Pada pertengahan 1960-an, Presiden Sukarno mengundang sejumlah wartawan di Jakarta ke Istana. Di sela-sela berbincang, Bung Karno berniat mengajak tamu-tamunya bersantap. Namun, di dapur Istana hanya ada sepiring nasi goreng yang sudah dingin dan dua butir telur. Bung Karno terbahak saat mengetahui bahwa hanya nasi goreng dan telur yang ada di dapur Istana. Dia mendesak pelayan untuk membawa sebotol kecap sebagai pelengkap nasi goreng dan telur. Tak lama kemudian, pelayan tersebut membawa sebotol besar kecap. ”Ini kecap paling enak di dunia. Ini kecap dari Blitar,” kata Bung Karno. Meski lahir di Surabaya, Bung Karno dibesarkan di Blitar, Jawa Timur. ”Bagaimana? Enak kan kecapnya?” tanya Bung Karno melihat tamu-tamunya mencicipi kecap tersebut. Selera mengenai kecap ini diturunkan kepada putrinya, Megawati. Megawati sering menitip kecap asli Blitar kepada Djarot Saiful Hidayat, mantan Gubernur Jakarta yang pernah menjadi Walikota Blitar.

Entah kapan kecap datang, dikenal, dan mulai diadaptasi oleh lidah penduduk Nusantara. Kecap, meskipun bukan merupakan resep asli negeri ini, sudah sangat akrab dengan lidah orang Indonesia. Di setiap daerah, setiap pabrik, memiliki resep sendiri dalam pembuatan kecap. Bagi pecinta kecap sejati, setiap merek kecap memiliki ciri khasnya sendiri tergantung dari bahan baku dan juga cara pengolahannya.

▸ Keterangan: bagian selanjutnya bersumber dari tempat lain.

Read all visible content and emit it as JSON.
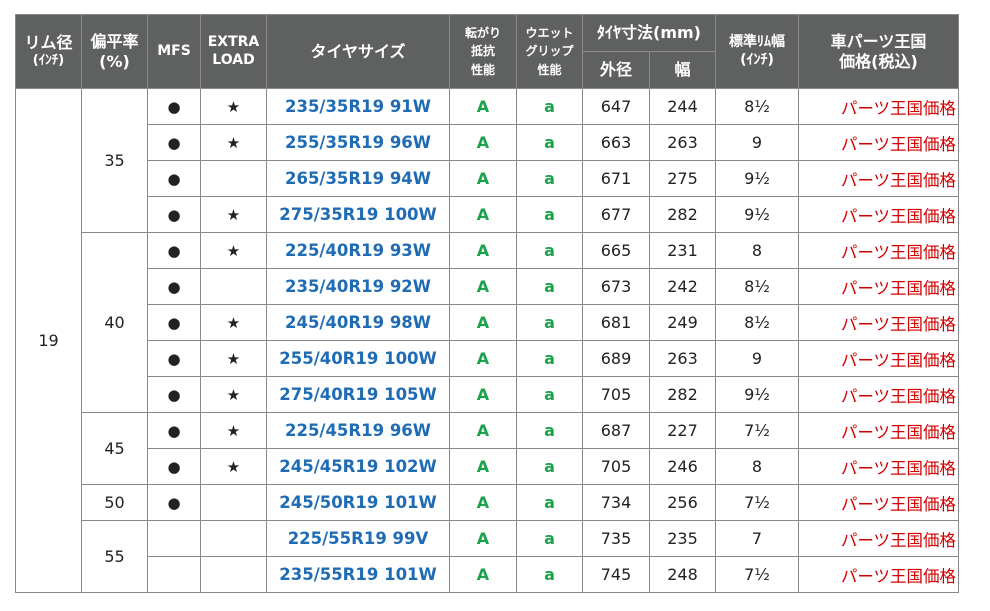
{
  "headers": {
    "rim_line1": "リム径",
    "rim_line2": "(ｲﾝﾁ)",
    "aspect_line1": "偏平率",
    "aspect_line2": "(%)",
    "mfs": "MFS",
    "xl_line1": "EXTRA",
    "xl_line2": "LOAD",
    "size": "タイヤサイズ",
    "rr_line1": "転がり",
    "rr_line2": "抵抗",
    "rr_line3": "性能",
    "wet_line1": "ウエット",
    "wet_line2": "グリップ",
    "wet_line3": "性能",
    "dim": "ﾀｲﾔ寸法(mm)",
    "dim_outer": "外径",
    "dim_width": "幅",
    "std_rim_line1": "標準ﾘﾑ幅",
    "std_rim_line2": "(ｲﾝﾁ)",
    "price_line1": "車パーツ王国",
    "price_line2": "価格(税込)"
  },
  "rim_value": "19",
  "groups": [
    {
      "aspect": "35",
      "rows": [
        {
          "mfs": "●",
          "xl": "★",
          "size": "235/35R19 91W",
          "rr": "A",
          "wet": "a",
          "outer": "647",
          "width": "244",
          "rim": "8½",
          "price": "パーツ王国価格"
        },
        {
          "mfs": "●",
          "xl": "★",
          "size": "255/35R19 96W",
          "rr": "A",
          "wet": "a",
          "outer": "663",
          "width": "263",
          "rim": "9",
          "price": "パーツ王国価格"
        },
        {
          "mfs": "●",
          "xl": "",
          "size": "265/35R19 94W",
          "rr": "A",
          "wet": "a",
          "outer": "671",
          "width": "275",
          "rim": "9½",
          "price": "パーツ王国価格"
        },
        {
          "mfs": "●",
          "xl": "★",
          "size": "275/35R19 100W",
          "rr": "A",
          "wet": "a",
          "outer": "677",
          "width": "282",
          "rim": "9½",
          "price": "パーツ王国価格"
        }
      ]
    },
    {
      "aspect": "40",
      "rows": [
        {
          "mfs": "●",
          "xl": "★",
          "size": "225/40R19 93W",
          "rr": "A",
          "wet": "a",
          "outer": "665",
          "width": "231",
          "rim": "8",
          "price": "パーツ王国価格"
        },
        {
          "mfs": "●",
          "xl": "",
          "size": "235/40R19 92W",
          "rr": "A",
          "wet": "a",
          "outer": "673",
          "width": "242",
          "rim": "8½",
          "price": "パーツ王国価格"
        },
        {
          "mfs": "●",
          "xl": "★",
          "size": "245/40R19 98W",
          "rr": "A",
          "wet": "a",
          "outer": "681",
          "width": "249",
          "rim": "8½",
          "price": "パーツ王国価格"
        },
        {
          "mfs": "●",
          "xl": "★",
          "size": "255/40R19 100W",
          "rr": "A",
          "wet": "a",
          "outer": "689",
          "width": "263",
          "rim": "9",
          "price": "パーツ王国価格"
        },
        {
          "mfs": "●",
          "xl": "★",
          "size": "275/40R19 105W",
          "rr": "A",
          "wet": "a",
          "outer": "705",
          "width": "282",
          "rim": "9½",
          "price": "パーツ王国価格"
        }
      ]
    },
    {
      "aspect": "45",
      "rows": [
        {
          "mfs": "●",
          "xl": "★",
          "size": "225/45R19 96W",
          "rr": "A",
          "wet": "a",
          "outer": "687",
          "width": "227",
          "rim": "7½",
          "price": "パーツ王国価格"
        },
        {
          "mfs": "●",
          "xl": "★",
          "size": "245/45R19 102W",
          "rr": "A",
          "wet": "a",
          "outer": "705",
          "width": "246",
          "rim": "8",
          "price": "パーツ王国価格"
        }
      ]
    },
    {
      "aspect": "50",
      "rows": [
        {
          "mfs": "●",
          "xl": "",
          "size": "245/50R19 101W",
          "rr": "A",
          "wet": "a",
          "outer": "734",
          "width": "256",
          "rim": "7½",
          "price": "パーツ王国価格"
        }
      ]
    },
    {
      "aspect": "55",
      "rows": [
        {
          "mfs": "",
          "xl": "",
          "size": "225/55R19 99V",
          "rr": "A",
          "wet": "a",
          "outer": "735",
          "width": "235",
          "rim": "7",
          "price": "パーツ王国価格"
        },
        {
          "mfs": "",
          "xl": "",
          "size": "235/55R19 101W",
          "rr": "A",
          "wet": "a",
          "outer": "745",
          "width": "248",
          "rim": "7½",
          "price": "パーツ王国価格"
        }
      ]
    }
  ]
}
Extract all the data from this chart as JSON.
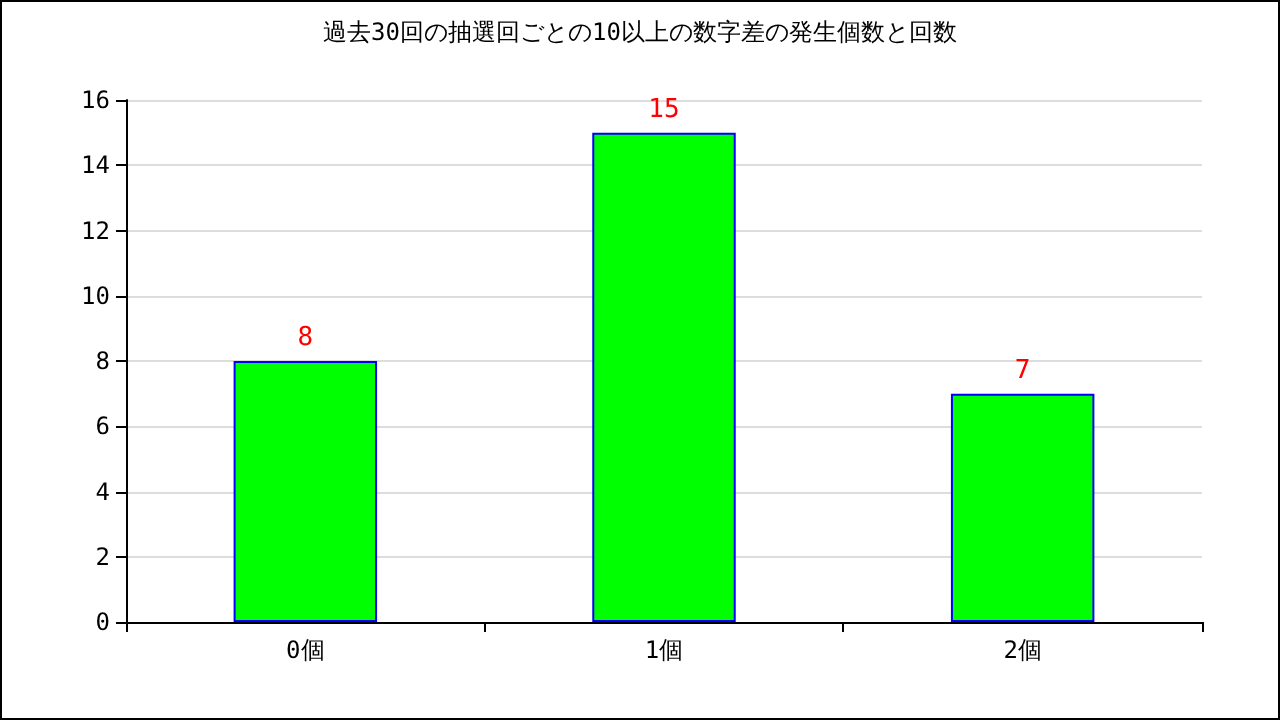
{
  "chart_data": {
    "type": "bar",
    "title": "過去30回の抽選回ごとの10以上の数字差の発生個数と回数",
    "categories": [
      "0個",
      "1個",
      "2個"
    ],
    "values": [
      8,
      15,
      7
    ],
    "color": "#00ff00",
    "ylim": [
      0,
      16
    ],
    "yticks": [
      0,
      2,
      4,
      6,
      8,
      10,
      12,
      14,
      16
    ],
    "grid": "y",
    "data_labels": true
  }
}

Di Korea Selatan, kecap disebut sebagai ganjang. Orang Jepang menyebutnya shoyu, sedangkan orang-orang Melayu menyebutnya kicap. Di negara asalnya, Tiongkok, kecap dikenal dengan nama jiang yu. John Locke, seorang filsuf asal Inggris, mencatat tentang saio, saus kental dari Asia Timur, pada tahun 1679. Sejarahwan William Shurtleff dan Akiko Aoyagi dalam History of Soy Sauce menulis bahwa perusahaan dagang Belanda VOC pertama kali mengangkut shoyu dari Pelabuhan Deshima, Nagasaki, Jepang, ke Batavia di Hindia Belanda, pos dagang utama VOC di Asia Tenggara, pada tanggal 16 Oktober 1647. Kompeni VOC menyebut kecap tersebut sebagai soije. Usia kecap sendiri sebenarnya lebih tua lagi. Menurut beberapa catatan, kecap sudah dikenal di Tiongkok pada abad ke-3. Istilah kecap sendiri, menurut catatan VOC, juga sudah dipakai pada pertengahan abad ke-17.

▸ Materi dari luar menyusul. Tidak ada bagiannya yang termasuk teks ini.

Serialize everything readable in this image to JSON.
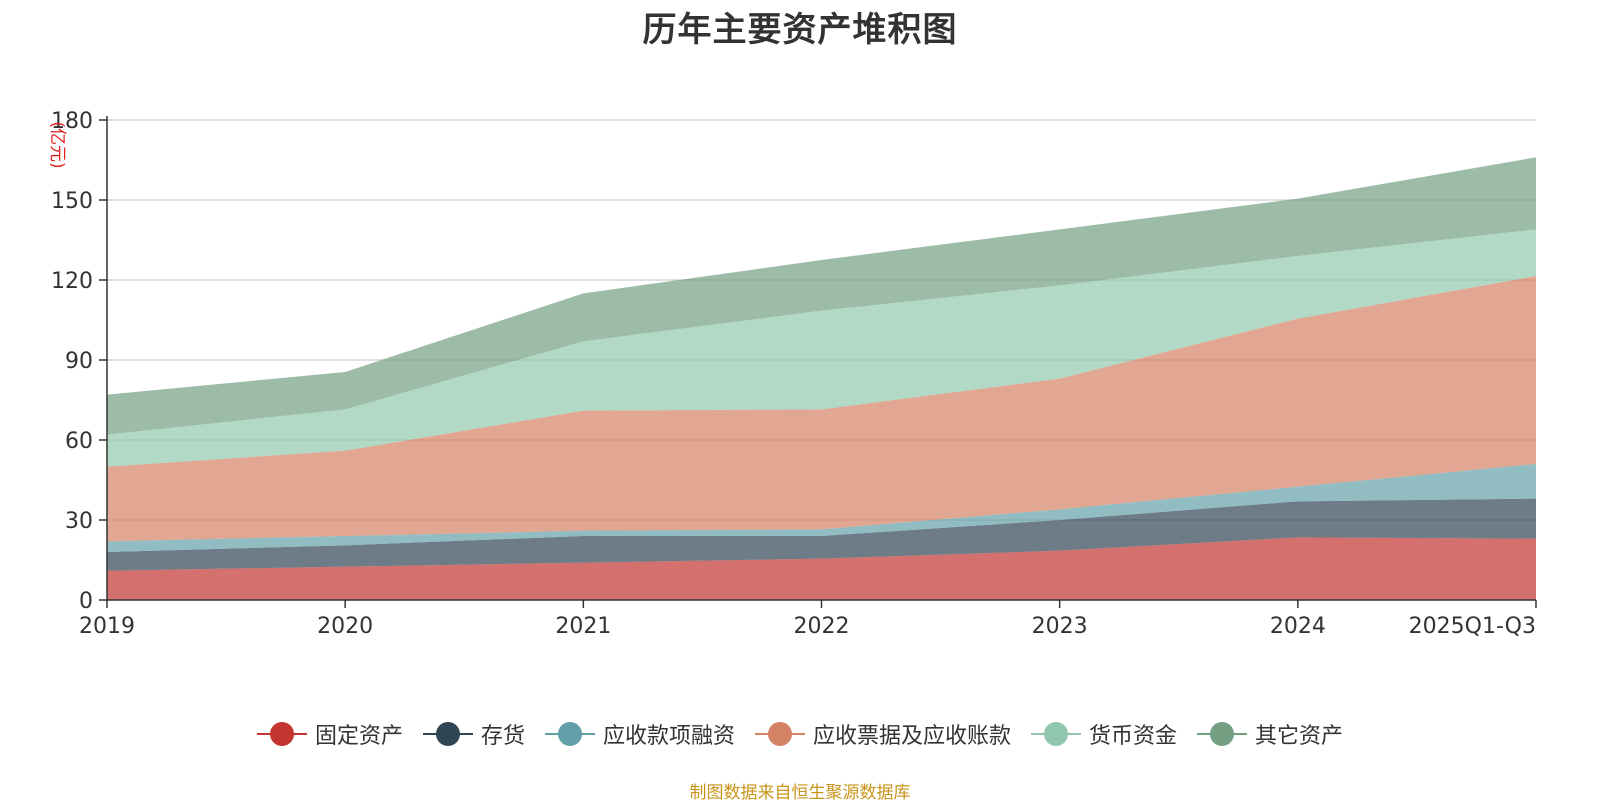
{
  "chart_data": {
    "type": "area",
    "stacked": true,
    "title": "历年主要资产堆积图",
    "ylabel": "(亿元)",
    "xlabel": "",
    "ylim": [
      0,
      180
    ],
    "yticks": [
      0,
      30,
      60,
      90,
      120,
      150,
      180
    ],
    "categories": [
      "2019",
      "2020",
      "2021",
      "2022",
      "2023",
      "2024",
      "2025Q1-Q3"
    ],
    "grid": true,
    "legend_position": "bottom",
    "series": [
      {
        "name": "固定资产",
        "color": "#c23531",
        "values": [
          11,
          12.5,
          14,
          15.5,
          18.5,
          23.5,
          23
        ]
      },
      {
        "name": "存货",
        "color": "#2f4554",
        "values": [
          7,
          8,
          10,
          8.5,
          11.5,
          13.5,
          15
        ]
      },
      {
        "name": "应收款项融资",
        "color": "#61a0a8",
        "values": [
          4,
          3.5,
          2,
          2.5,
          4,
          5.5,
          13
        ]
      },
      {
        "name": "应收票据及应收账款",
        "color": "#d48265",
        "values": [
          28,
          32,
          45,
          45,
          49,
          63,
          70.5
        ]
      },
      {
        "name": "货币资金",
        "color": "#91c7ae",
        "values": [
          12,
          15.5,
          26,
          37,
          35,
          23.5,
          17.5
        ]
      },
      {
        "name": "其它资产",
        "color": "#749f83",
        "values": [
          15,
          14,
          18,
          19,
          21,
          21.5,
          27
        ]
      }
    ]
  },
  "footer": {
    "source": "制图数据来自恒生聚源数据库"
  }
}
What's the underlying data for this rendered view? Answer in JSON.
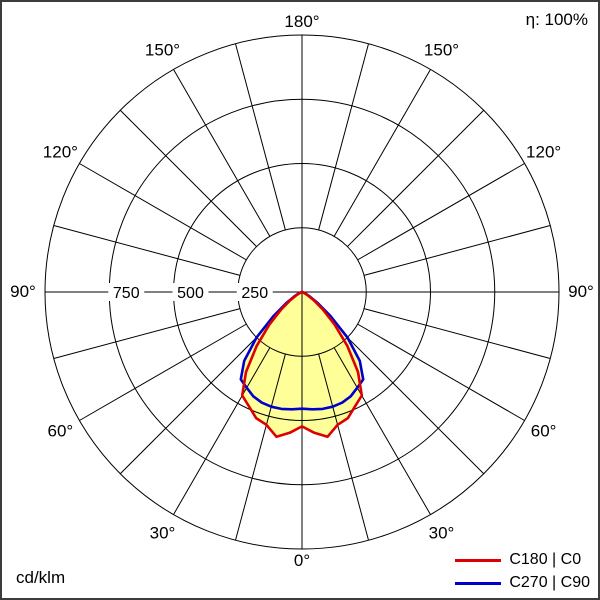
{
  "window": {
    "background": "#ffffff",
    "border_color": "#3c3c3c"
  },
  "chart_data": {
    "type": "polar",
    "variant": "photometric-light-distribution-curve",
    "title": "",
    "unit_label": "cd/klm",
    "efficiency_label": "η: 100%",
    "radial_ticks": [
      250,
      500,
      750
    ],
    "radial_max": 1000,
    "angle_grid_step_deg": 15,
    "angle_label_step_deg": 30,
    "angle_labels_deg": [
      0,
      30,
      60,
      90,
      120,
      150,
      180
    ],
    "grid_color": "#000000",
    "fill_color": "#ffff99",
    "legend_position": "bottom-right",
    "gamma_deg": [
      0,
      5,
      10,
      15,
      20,
      25,
      30,
      35,
      40,
      45,
      50,
      55,
      60,
      65,
      70,
      75,
      80,
      85,
      90
    ],
    "series": [
      {
        "name": "C180 | C0",
        "color": "#dd0000",
        "values": [
          523,
          550,
          572,
          535,
          522,
          490,
          465,
          380,
          275,
          180,
          105,
          55,
          25,
          10,
          4,
          0,
          0,
          0,
          0
        ]
      },
      {
        "name": "C270 | C90",
        "color": "#0000cc",
        "values": [
          454,
          458,
          462,
          462,
          458,
          448,
          430,
          415,
          350,
          250,
          145,
          75,
          35,
          15,
          5,
          0,
          0,
          0,
          0
        ]
      }
    ]
  }
}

Tapi masih banyak hal yang tidak diketahui dengan pasti mengenai bagaimana kecap asin yang encer dari Tiongkok dan Jepang, berubah menjadi kecap manis yang kental di Indonesia. Di Indonesia, dari barat hingga timur, kecap manis memang jauh lebih populer daripada kecap asin. Tidak ada informasi pasti mengenai sejak kapan kecap manis diproduksi di Nusantara. Terdapat beberapa pabrik kecap tua yang masih bertahan hingga sekarang, misalnya Kecap Benteng Cap Istana dari Kota Tangerang dan Kecap Cap Orang Jual Sate dari Probolinggo, Jawa Timur. Kedua merek kecap ini telah berusia lebih dari seabad. Namun, tidak dapat dipastikan apakah kedua pabrik tersebut sudah memproduksi kecap manis sejak awal berdiri.

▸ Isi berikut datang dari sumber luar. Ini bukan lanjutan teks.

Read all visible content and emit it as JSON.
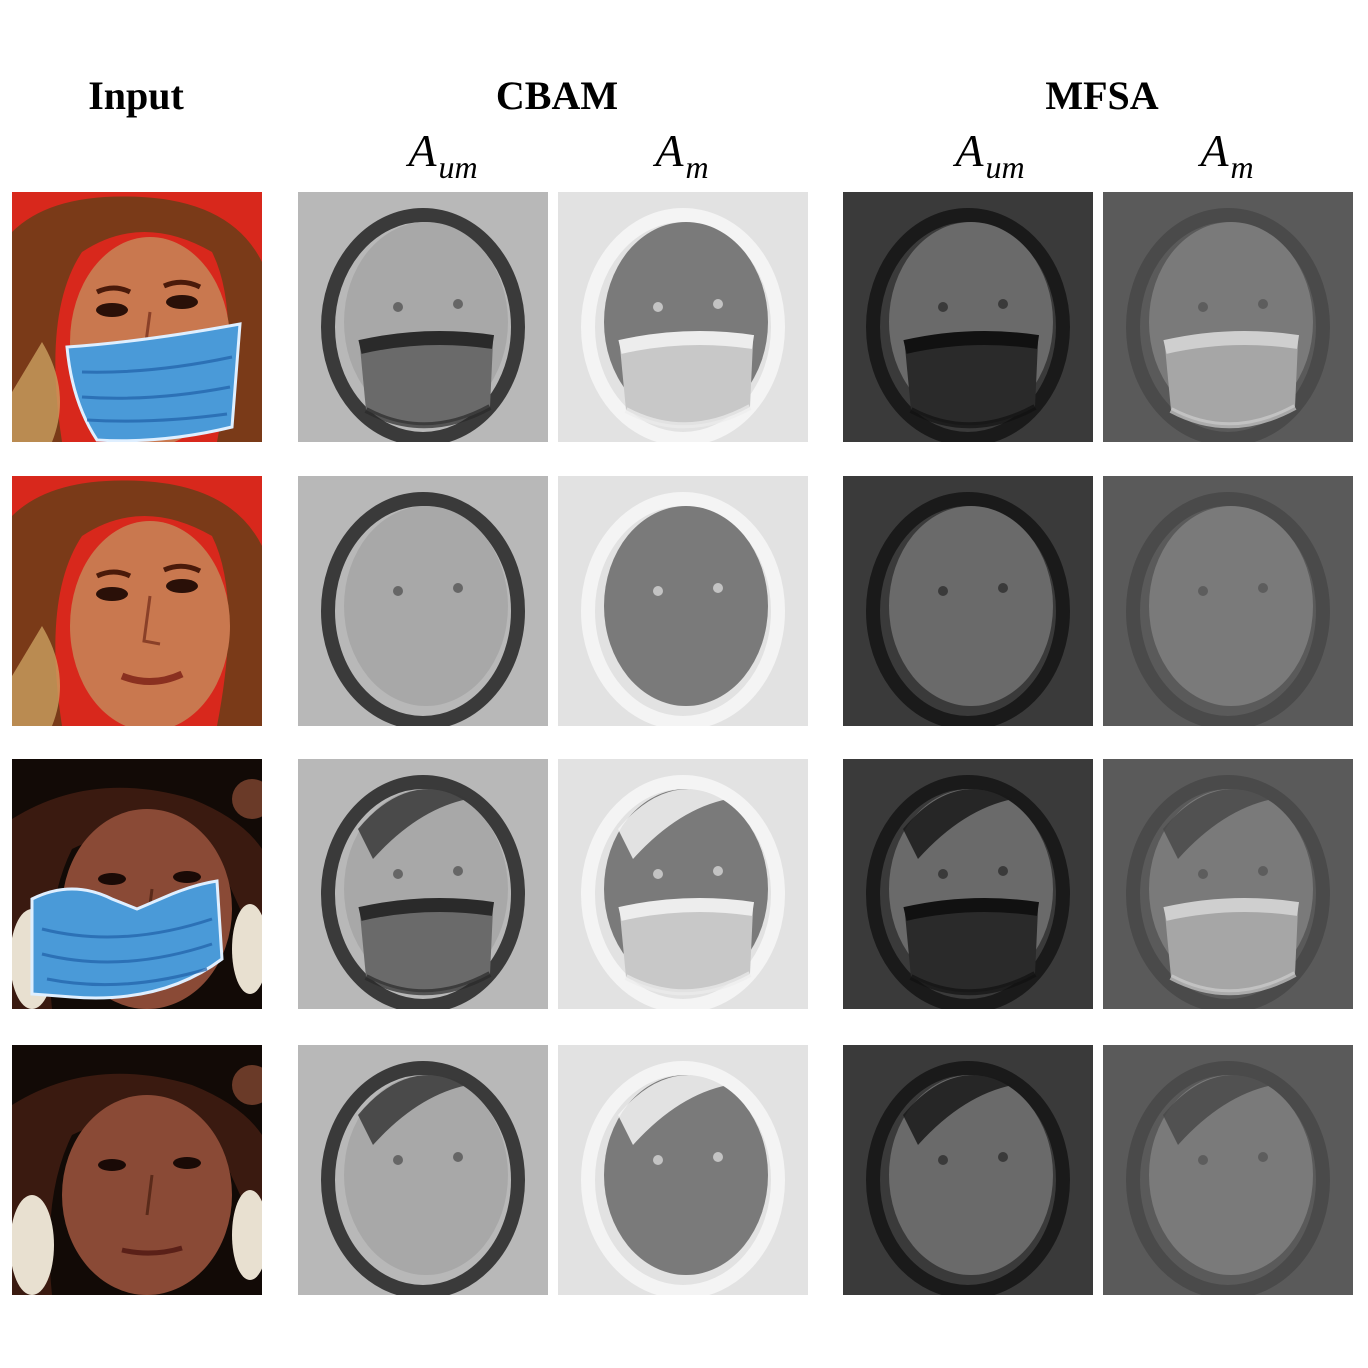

Hampir sepuluh tahun yang lalu, almarhum Bondan Winarno menulis tentang kecap manis dalam bukunya berjudul Kecap Manis: Pusaka Kuliner Nusantara. “Kecap manis dapat disimpulkan merupakan produk khas Indonesia – secara lebih spesifik: Jawa. Di Tiongkok sendiri tidak terdapat kecap manis, begitu juga di negara-negara Asia lainnya,” tulis Bondan. Sebagian besar merek kecap di Indonesia sebenarnya berasal dari berbagai kota di Jawa. Di Malaysia, ada beberapa perusahaan yang memproduksi ‘kicap lemak manis’ seperti Cap Jalen, Cap Kipas Udang, Adabi, dan Mudim. Namun, menurut Bondan, kecap manis dari Malaysia kurang kental dan kurang hitam. Dia menduga bahwa perusahaan-perusahaan Malaysia hanya meniru kecap manis di Indonesia. “Malaysia tidak mempunyai sejarah kecap manis dan hanya meniru Indonesia dalam pembuatan kecap manis.”